Another interesting one is that lithium levels in municipal drinking water are inversely associated with suicide. Note that lithium for mania is one of the breakthroughs in Meyers' book, and he writes that "another factor contributing to slow development of lithium therapy was the lack of commercial interest by pharmaceutical companies in this inexpensive, unpatentable mineral."

I wonder if there are all kinds of mineral deficiencies in the population, because there's something similar occurring with magnesium. This recent paper says that there is "more than sufficient evidence to implicate inadequate dietary magnesium as the main cause of treatment resistant depression, and that physicians should prescribe magnesium for treatment resistant depression". See also this Evolutionary Psychiatry post where she says that the Mg case studies remind her of "old fashioned papers, such as [the] one by John Cade about the use of lithium in mania."

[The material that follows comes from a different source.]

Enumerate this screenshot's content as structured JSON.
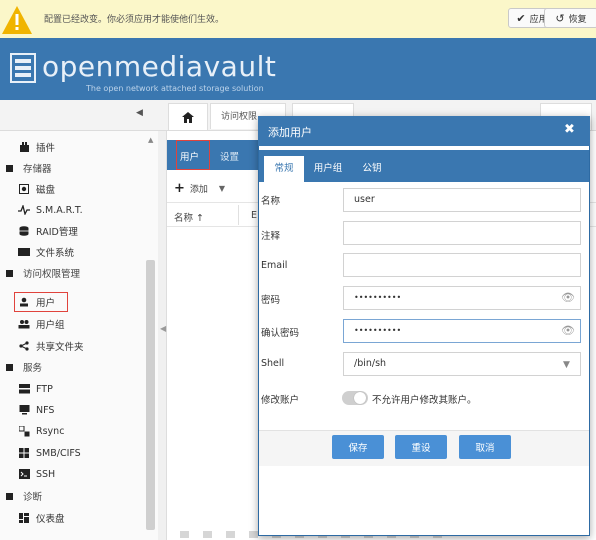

She says that "there is a woeful lack of well-designed, decent-sized randomized controlled trials of various psychiatric disorders and magnesium supplementation." This is because there is no vig for anyone in increasing dietary Mg, and in fact it would torpedo the sales of the big pharma lucrative antidepressants if it works as advocates suspect it does.

I give this a 3/5 in that I wouldn't need to reread it again, but I agree 100% with Meyers' thesis.

1 comment:

Anonymous said...


You may enjoy Plague Time by Paul Ewald, which covers similar territory:

The book's message is that infections diseases have evolved in response to better sanitation and that the medical establishment has missed/ignored the implications of this. Ewald mentions Semmelweis and his struggle for acceptance early in the book.